Résumé: Milly et Billy connaissent maintenant l'histoire insolite de leur famille et appréhendent peu à peu leurs capacités surnaturelles. Mais un esprit amnésique et sans visage guidée par une étrange poupée hante Milly, une seule question : qui est-elle ?
Après la révélation à Milly et Billy Ting de leur véritable nature, les jumeaux ont commencé à explorer leurs pouvoirs. Ils savent maintenant qu'ils font partie d'un monde surnaturel plus vaste et que quelque chose ne va pas, mais alors pas du tout. Tandis qu'Ipo et Keon sont sollicités par la haute société démoniaque, les jumeaux découvrent qu'on ne traite pas avec le monde des esprits impunément...
D
ans le premier tome de la série, Milly et Billy, jeunes adultes fils et fille d’immigrés hongkongais, découvraient, lors d’une nuit horrifique : l’existence d’un monde démoniaque ; que leurs parents en font partie et qu’ils ont hérités de pouvoirs surnaturels. Dans ce second tome le frère et la sœur vont apprendre à apprivoiser leur nouvelle identité et mettre en application leurs capacités. Milly souhaite aider une jeune fantôme assassinée lors de rituels ésotériques.
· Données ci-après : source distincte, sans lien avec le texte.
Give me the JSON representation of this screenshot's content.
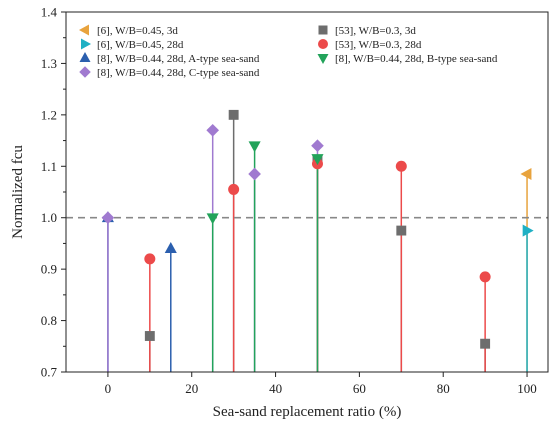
{
  "chart_data": {
    "type": "scatter",
    "xlabel": "Sea-sand replacement ratio (%)",
    "ylabel": "Normalized fcu",
    "xlim": [
      -10,
      105
    ],
    "ylim": [
      0.7,
      1.4
    ],
    "xticks": [
      0,
      20,
      40,
      60,
      80,
      100
    ],
    "yticks": [
      0.7,
      0.8,
      0.9,
      1.0,
      1.1,
      1.2,
      1.3,
      1.4
    ],
    "reference_line": 1.0,
    "stems_from": 0.7,
    "legend_position": "top",
    "series": [
      {
        "name": "[6], W/B=0.45, 3d",
        "marker": "triangle-left",
        "color": "#e8a33d",
        "x": [
          100
        ],
        "y": [
          1.085
        ]
      },
      {
        "name": "[6], W/B=0.45, 28d",
        "marker": "triangle-right",
        "color": "#1fb0c4",
        "x": [
          100
        ],
        "y": [
          0.975
        ]
      },
      {
        "name": "[8], W/B=0.44, 28d, A-type sea-sand",
        "marker": "triangle-up",
        "color": "#2b5fae",
        "x": [
          0,
          15
        ],
        "y": [
          1.0,
          0.94
        ]
      },
      {
        "name": "[8], W/B=0.44, 28d, C-type sea-sand",
        "marker": "diamond",
        "color": "#a07ad0",
        "x": [
          0,
          25,
          35,
          50
        ],
        "y": [
          1.0,
          1.17,
          1.085,
          1.14
        ]
      },
      {
        "name": "[53], W/B=0.3, 3d",
        "marker": "square",
        "color": "#6d6d6d",
        "x": [
          10,
          30,
          50,
          70,
          90
        ],
        "y": [
          0.77,
          1.2,
          1.11,
          0.975,
          0.755
        ]
      },
      {
        "name": "[53], W/B=0.3, 28d",
        "marker": "circle",
        "color": "#ec4a4a",
        "x": [
          10,
          30,
          50,
          70,
          90
        ],
        "y": [
          0.92,
          1.055,
          1.105,
          1.1,
          0.885
        ]
      },
      {
        "name": "[8], W/B=0.44, 28d, B-type sea-sand",
        "marker": "triangle-down",
        "color": "#22a35a",
        "x": [
          25,
          35,
          50
        ],
        "y": [
          1.0,
          1.14,
          1.115
        ]
      }
    ]
  }
}
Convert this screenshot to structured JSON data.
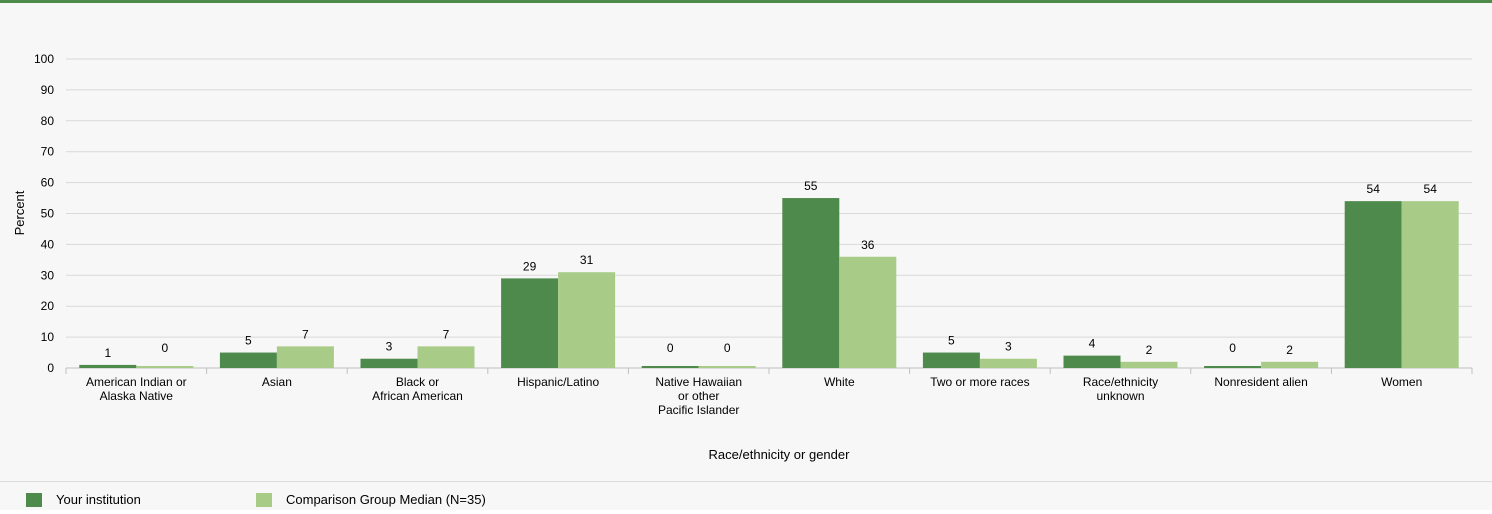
{
  "chart_data": {
    "type": "bar",
    "xlabel": "Race/ethnicity or gender",
    "ylabel": "Percent",
    "ylim": [
      0,
      100
    ],
    "yticks": [
      "0",
      "10",
      "20",
      "30",
      "40",
      "50",
      "60",
      "70",
      "80",
      "90",
      "100"
    ],
    "grid": true,
    "legend_position": "bottom",
    "categories": [
      [
        "American Indian or",
        "Alaska Native"
      ],
      [
        "Asian"
      ],
      [
        "Black or",
        "African American"
      ],
      [
        "Hispanic/Latino"
      ],
      [
        "Native Hawaiian",
        "or other",
        "Pacific Islander"
      ],
      [
        "White"
      ],
      [
        "Two or more races"
      ],
      [
        "Race/ethnicity",
        "unknown"
      ],
      [
        "Nonresident alien"
      ],
      [
        "Women"
      ]
    ],
    "series": [
      {
        "name": "Your institution",
        "color": "#4e8a4b",
        "values": [
          1,
          5,
          3,
          29,
          0,
          55,
          5,
          4,
          0,
          54
        ],
        "labels": [
          "1",
          "5",
          "3",
          "29",
          "0",
          "55",
          "5",
          "4",
          "0",
          "54"
        ]
      },
      {
        "name": "Comparison Group Median (N=35)",
        "color": "#a8cc88",
        "values": [
          0,
          7,
          7,
          31,
          0,
          36,
          3,
          2,
          2,
          54
        ],
        "labels": [
          "0",
          "7",
          "7",
          "31",
          "0",
          "36",
          "3",
          "2",
          "2",
          "54"
        ]
      }
    ]
  }
}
Elle veut également découvrir le secret de cette poupée hantée qui la poursuit et souffle le chaud et le froid entre bienveillance et franche agressivité. Billy, lui, trouve simplement tout ça trop cool.
Même si certains thèmes abordés par les autrices dans leur série phare Monstress se retrouvent ici – en premier lieu la figure du monstre intérieur –, le cadre contemporain et réaliste permet de traiter d’autres sujets. Le sujet central est la vie de ces personnes immigrées de seconde génération, leur lien avec la culture d’origine et comment cette dernière s’interpénètre avec celle du pays d’accueil. En toile de fond, via des flashs-backs de la jeunesse des parents, est traité l’enjeu du rapport à l’exil et à la situation très particulière de la diaspora hongkongaise. Le récit oscille ainsi entre une histoire de famille très intime et l’horreur fantastique digne des meilleures maisons hantées, en passant par des scènes d’actions dantesques avec des manifestations divines. Ces changements de registres sont fluides et cohérents. L’ensemble étant par ailleurs lié par la quête initiatique des deux héros et leur enquête qui va les mener bien plus loin que prévu.
Malgré la représentation un peu caricaturale de la mère asiatique, taiseuse, violente mais aimante en réalité, les liens entre les protagonistes sont crédibles et évoluent au fil des révélations. Les relations changent pour passer d’un rapport d’autorité à quelque chose de plus équilibré entre adultes. Les deux héros sont très différents dans leurs motivations et leurs manières d’appréhender leurs nouvelles capacités, tout en restant unis fraternellement. Le lecteur peut s’identifier plutôt à l’un ou à l’autre. Milly cherche avant tout à aider les autres. Billy déborde de doutes sur son rôle dans la société. Là encore, le parallèle avec l’exil est notable.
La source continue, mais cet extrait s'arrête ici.